|"For the last time Porty, you may NOT borrow my blackberry!"|
Scott Howson and Aaron Portzline at CBJ practice.
I have two points to make about general managers (GMs). First is that they have been active lately. As my buddy Bill likes to point out, there have been good hockey trades lately. Value given for value, with the intent of improving the hockey club over the long term. The recent trades between St. Louis and Colorado being a good example. We are not seeing teams giving up assets to acquire a rental merely for a playoff push. Then there is Calgary.
Calgary has been on fire lately. This is a team that was picked to contend in the preseason, and was really dysfunctional until the GM Sutter was fired. To me, the GM had lost the trust of the players. I believe they felt that it didn't matter how well they played, the GM would move them to suit his convenience or to relieve pressure on his job.
Enter Scott Howson. He is a person who has taken a great deal of criticism, perhaps rightfully so, for not making a move, especially in December and January when the team was playing so poorly. He was labeled 'the reluctant professor' by Mike Arace of the Columbus Dispatch, again, perhaps rightfully so. But Howson's money quote in early December was "I believe the solution is in the room". This is a GM waltzing out onto the thin limb of public pressure and sticking with his team. Down the stretch, when things get hairy, that confidence is going to pay dividends with the players.
Try to think of a trade at the deadline that really worked for a team. I'll provide one: Antoine Vermette for an injured Pascal LeClaire and a second round pick. That trade helped vault the CBJ into their first ever playoff. An example of one that didn't work is Nashville's trade of good talent for the rental Peter Forsberg from Philly. This was a disastrous trade for Nashville, all show and no go. The chemistry between their forwards disappeared, as was very evident when playoff pressure arrived, leading to a quick exit from the playoffs.
Hockey at the NHL level is a funny game. The talent levels are not that different. What's between the player's ears makes all the difference. And I'd like to suggest that mental toughness is something that the CBJ has grown during the last 6 weeks. It has been grown on their own terms, in Scott Arniel's oven, and in a manner that they believe in whole heartedly. As the Captain leads, this squad is ready to follow.
The NHL quest for Lord Stanley's cup is designed to expose every weakness on a team. Any team that wins the cup is forced to overcome their weaknesses. It requires a high level of mental fortitude to rise above your weaknesses under the monstrous pressure of the playoffs. If, however, you have been forced to confront your weaknesses, and rise above them during the run to the playoffs, your are in a much better position to deal with them mentally in the playoffs. This will make you better playoff team. The Green Bay Packers are a good recent example of this phenomenon.

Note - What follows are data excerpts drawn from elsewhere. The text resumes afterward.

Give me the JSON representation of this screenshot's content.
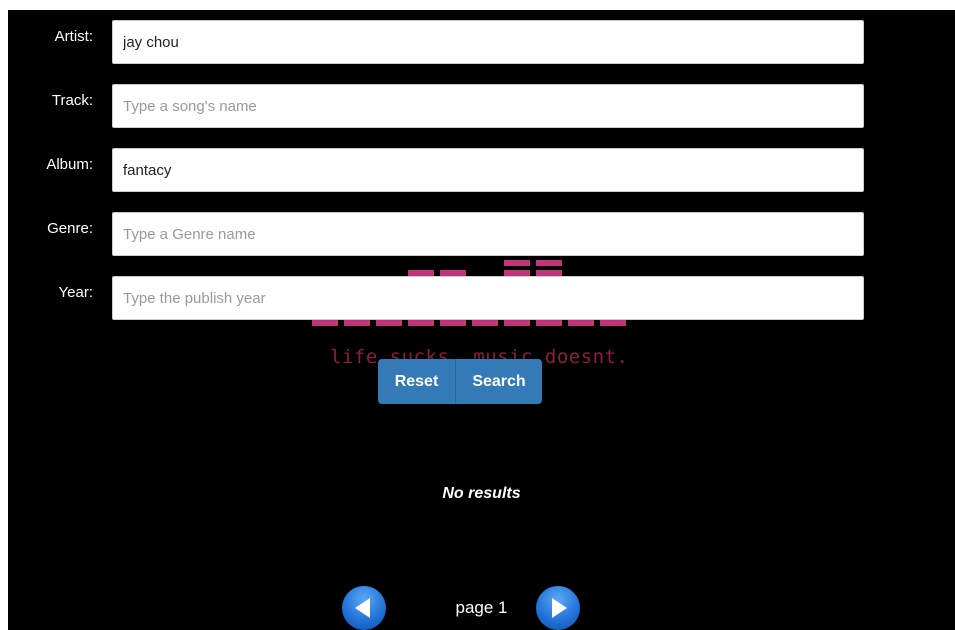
{
  "form": {
    "fields": [
      {
        "label": "Artist:",
        "value": "jay chou",
        "placeholder": ""
      },
      {
        "label": "Track:",
        "value": "",
        "placeholder": "Type a song's name"
      },
      {
        "label": "Album:",
        "value": "fantacy",
        "placeholder": ""
      },
      {
        "label": "Genre:",
        "value": "",
        "placeholder": "Type a Genre name"
      },
      {
        "label": "Year:",
        "value": "",
        "placeholder": "Type the publish year"
      }
    ],
    "reset_label": "Reset",
    "search_label": "Search"
  },
  "background": {
    "tagline": "life sucks. music doesnt."
  },
  "results": {
    "message": "No results"
  },
  "pagination": {
    "page_label": "page 1",
    "prev_icon": "arrow-left-icon",
    "next_icon": "arrow-right-icon"
  },
  "colors": {
    "background": "#000000",
    "button": "#337ab7",
    "nav_button": "#1f6fd6",
    "equalizer": "#e0408f"
  }
}
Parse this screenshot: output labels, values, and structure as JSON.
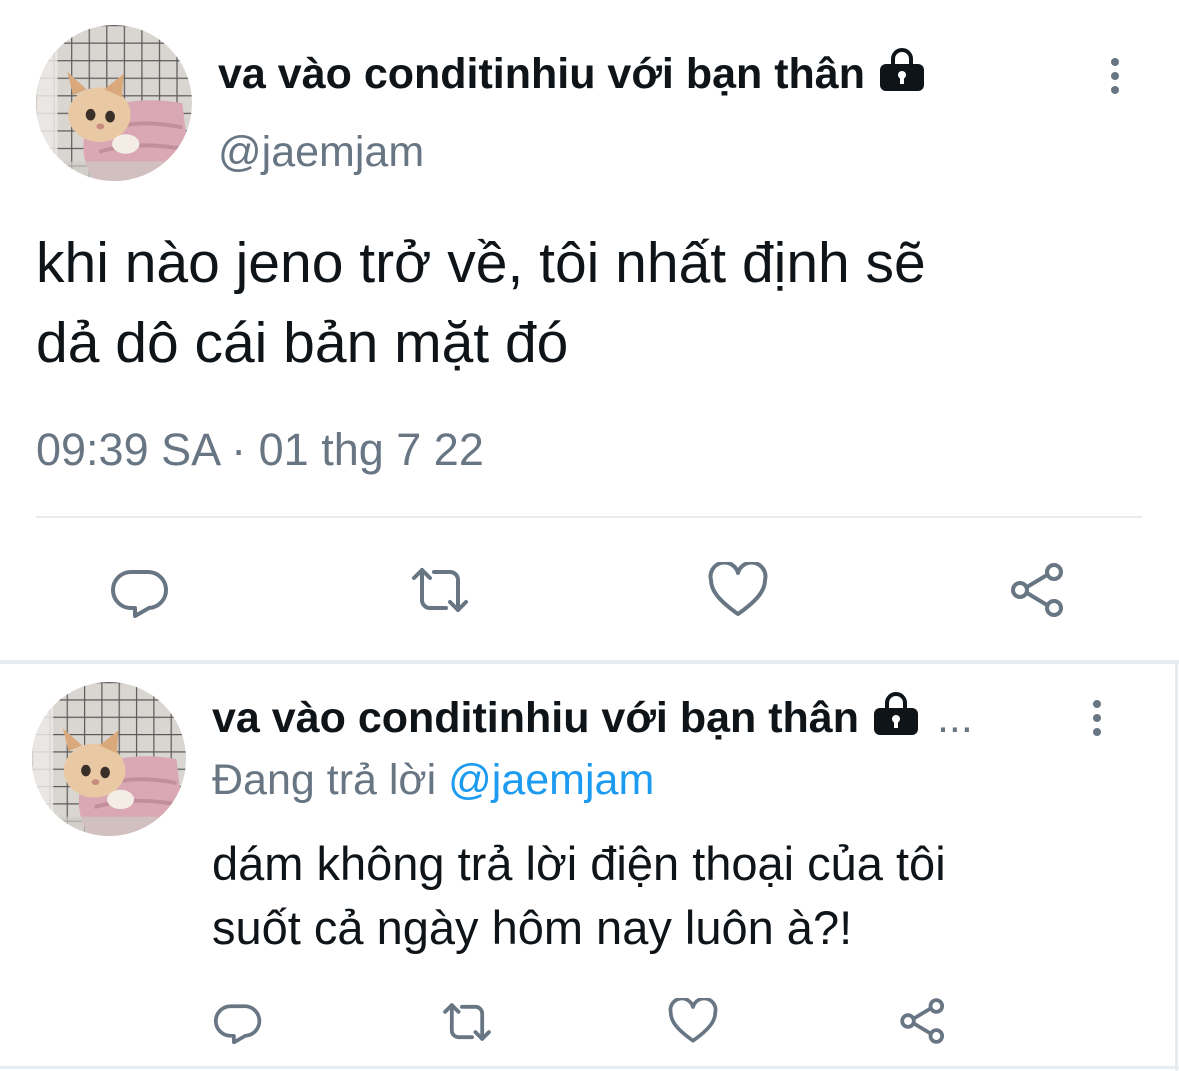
{
  "main_tweet": {
    "display_name": "va vào conditinhiu với bạn thân",
    "handle": "@jaemjam",
    "text_line1": "khi nào jeno trở về, tôi nhất định sẽ",
    "text_line2": "dả dô cái bản mặt đó",
    "timestamp": "09:39 SA · 01 thg 7 22"
  },
  "reply_tweet": {
    "display_name": "va vào conditinhiu với bạn thân",
    "ellipsis": "...",
    "replying_prefix": "Đang trả lời",
    "replying_handle": "@jaemjam",
    "text_line1": "dám không trả lời điện thoại của tôi",
    "text_line2": "suốt cả ngày hôm nay luôn à?!"
  },
  "icons": {
    "protected": "lock-icon",
    "menu": "more-vertical-icon",
    "reply": "reply-icon",
    "retweet": "retweet-icon",
    "like": "heart-icon",
    "share": "share-icon"
  },
  "colors": {
    "text": "#0f1419",
    "muted": "#687684",
    "link": "#1d9bf0",
    "divider": "#e6ecf0"
  }
}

There are trades out there that might address some of the weaknesses in our hockey club. There is no trade out there that will address ALL of the weaknesses in our hockey club. Any trade that does not compensate in sheer value for the inevitable loss in chemistry simply should not be made. Standing pat, and preserving the chemistry, is preferable to making a trade just to make a trade.
The players on this years CBJ squad were very good early. Then Detroit schooled them, and shook their confidence, and they provided vacuum (a nod to any grandmothers who read the post), then they pulled themselves together to climb back into the playoff race. There is not a lot to suggest that the current roster cannot sustain this level of play. The spirit and chemistry they have shown deserves to be preserved. At this point, the tenth year of CBJ hockey, no move is infinitely preferable to a bad move.
Stay the course Scott Howson. The solution is in the room.